A Quick Look at the Adversarial Robustness Toolbox (ART)

The Adversarial Robustness Toolbox (ART) is a Python library for machine learning security. ART provides tools to explore attack types of evasion, poisoning, extraction, and inference. ART supports the TensorFlow, Keras, PyTorch, MXNet, scikit-learn, XGBoost, LightGBM, CatBoost, and GPy libraries.

I decided to install ART and run one of the documentation examples. Bottom line: I was quite impressed, but the library has a steep learning curve and is very large because it supports so many machine learning libraries.

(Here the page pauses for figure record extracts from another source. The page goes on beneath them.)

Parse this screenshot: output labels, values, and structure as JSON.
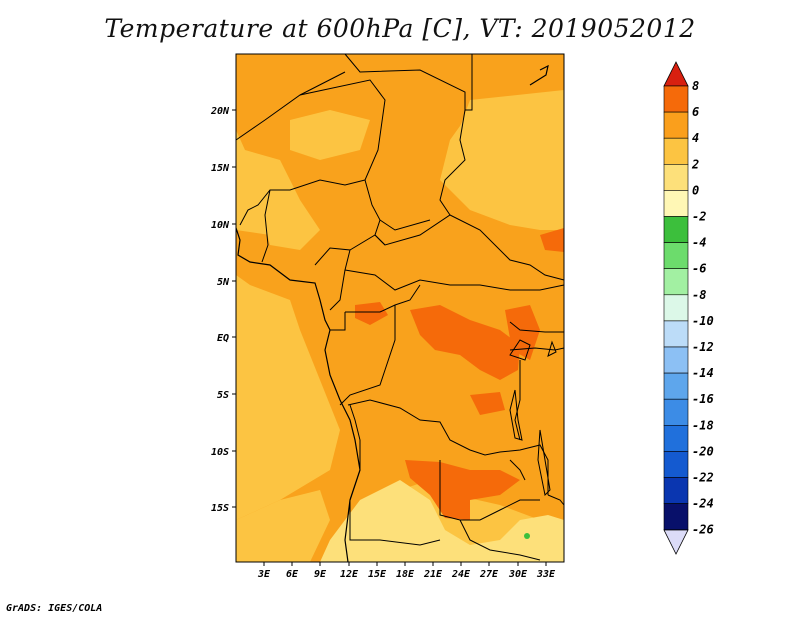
{
  "title": "Temperature at 600hPa [C], VT: 2019052012",
  "credit": "GrADS: IGES/COLA",
  "map": {
    "lat_labels": [
      "20N",
      "15N",
      "10N",
      "5N",
      "EQ",
      "5S",
      "10S",
      "15S"
    ],
    "lon_labels": [
      "3E",
      "6E",
      "9E",
      "12E",
      "15E",
      "18E",
      "21E",
      "24E",
      "27E",
      "30E",
      "33E"
    ]
  },
  "colorbar": {
    "labels": [
      "8",
      "6",
      "4",
      "2",
      "0",
      "-2",
      "-4",
      "-6",
      "-8",
      "-10",
      "-12",
      "-14",
      "-16",
      "-18",
      "-20",
      "-22",
      "-24",
      "-26"
    ],
    "colors": [
      "#f03a16",
      "#f56a0a",
      "#fa9f1c",
      "#fcc442",
      "#fde07a",
      "#fff7b5",
      "#3cbf3c",
      "#6cdc6c",
      "#a2f0a2",
      "#dcf8e8",
      "#bcdcf8",
      "#8cc0f4",
      "#5ea6ec",
      "#3c8ce6",
      "#2070dc",
      "#145ad0",
      "#0a36b0",
      "#08106a"
    ],
    "top_arrow_color": "#d82010",
    "bottom_arrow_color": "#dcdcf8"
  }
}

Installing ART wasn’t too difficult. I followed the instructions at the project repository at github.com/Trusted-AI/adversarial-robustness-toolbox. I first tried the command:

pip install adversarial-robustness-toolbox

But installation failed when the dependency on the llvmlite package couldn’t be deleted-updated. I then tried:

pip install adversarial-robustness-toolbox ^
  --ignore-installed llvmlite

and the ART library seemed to install correctly (but with a few of the inevitable error messages).

I went to the Examples directory on the github site and copy-pasted the PyTorch Fast Gradient Sign Method (FGSM) attack example code. Somewhat amazingly, the example worked on my first attempt.

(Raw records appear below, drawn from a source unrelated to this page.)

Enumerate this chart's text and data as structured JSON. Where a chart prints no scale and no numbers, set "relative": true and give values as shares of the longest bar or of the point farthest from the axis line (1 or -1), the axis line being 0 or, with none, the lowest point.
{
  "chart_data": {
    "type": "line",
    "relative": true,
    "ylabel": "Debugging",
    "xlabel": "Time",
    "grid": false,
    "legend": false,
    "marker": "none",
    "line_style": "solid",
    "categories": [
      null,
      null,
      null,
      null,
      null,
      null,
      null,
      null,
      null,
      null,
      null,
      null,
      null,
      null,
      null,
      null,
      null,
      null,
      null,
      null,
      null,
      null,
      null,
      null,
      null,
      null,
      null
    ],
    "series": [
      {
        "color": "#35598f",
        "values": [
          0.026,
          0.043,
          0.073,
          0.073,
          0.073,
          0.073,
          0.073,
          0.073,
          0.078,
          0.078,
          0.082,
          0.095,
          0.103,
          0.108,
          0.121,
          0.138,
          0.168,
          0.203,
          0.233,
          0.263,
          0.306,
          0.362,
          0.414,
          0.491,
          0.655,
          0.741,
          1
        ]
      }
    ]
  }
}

The top row has FGSM adversarial examples generated with epsilon = 0.15. The bottom row uses epsilon = 0.2. With larger epsilon, the trained model is fooled more often, but the adversarial images are a bit easier to detect by the human eye. The caption above each image shows the true digit value and what digit the trained model was tricked into believing the image was.

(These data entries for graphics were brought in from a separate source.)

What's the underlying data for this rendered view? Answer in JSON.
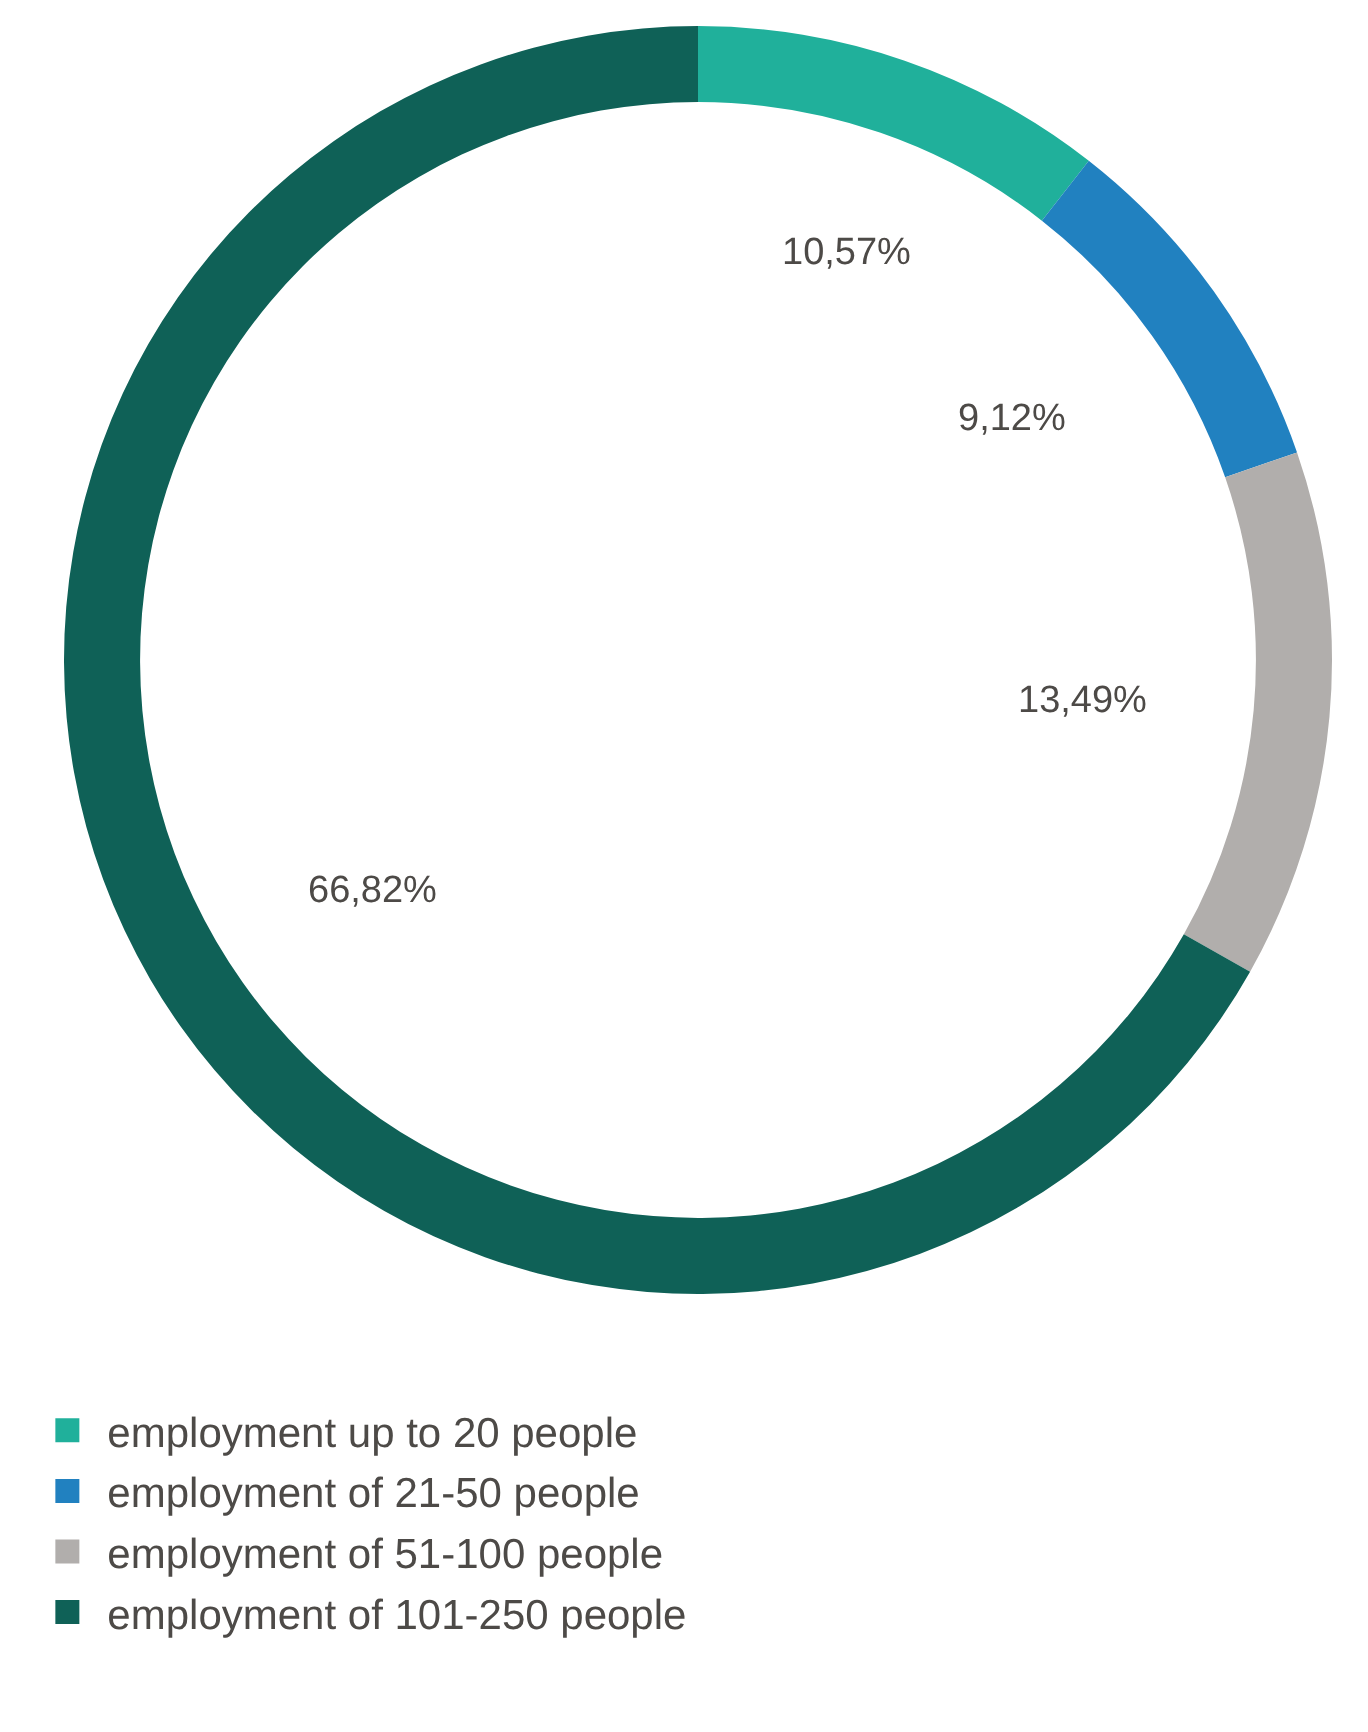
{
  "chart_data": {
    "type": "donut",
    "categories": [
      "employment up to 20 people",
      "employment of 21-50 people",
      "employment of 51-100 people",
      "employment of 101-250 people"
    ],
    "values": [
      10.57,
      9.12,
      13.49,
      66.82
    ],
    "colors": [
      "#20b09b",
      "#2181c0",
      "#b1aeac",
      "#0f6157"
    ],
    "value_labels": [
      "10,57%",
      "9,12%",
      "13,49%",
      "66,82%"
    ],
    "legend": "bottom"
  }
}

FGSM takes images and then slightly modifies pixel values in a way that’s designed to make the trained model make a wrong prediction. The epsilon value controls how much the pixels are changed. The larger epsilon is, the more the images are changed and the model will make more errors, but the more the images are changed the more likely the changes can be seen by the human eye.

For the demo, the trained MNIST model scored 98.13% accuracy on the 10,000 test images. With an epsilon of 0.2, the adversarial images successfully fooled the trained model and the accuracy on those images was only 31.17% accuracy.

Fascinating stuff.

Three more or less random images from an Internet search for “gradient photography”. I like to look at photographic images but I am the worst photo-taker ever.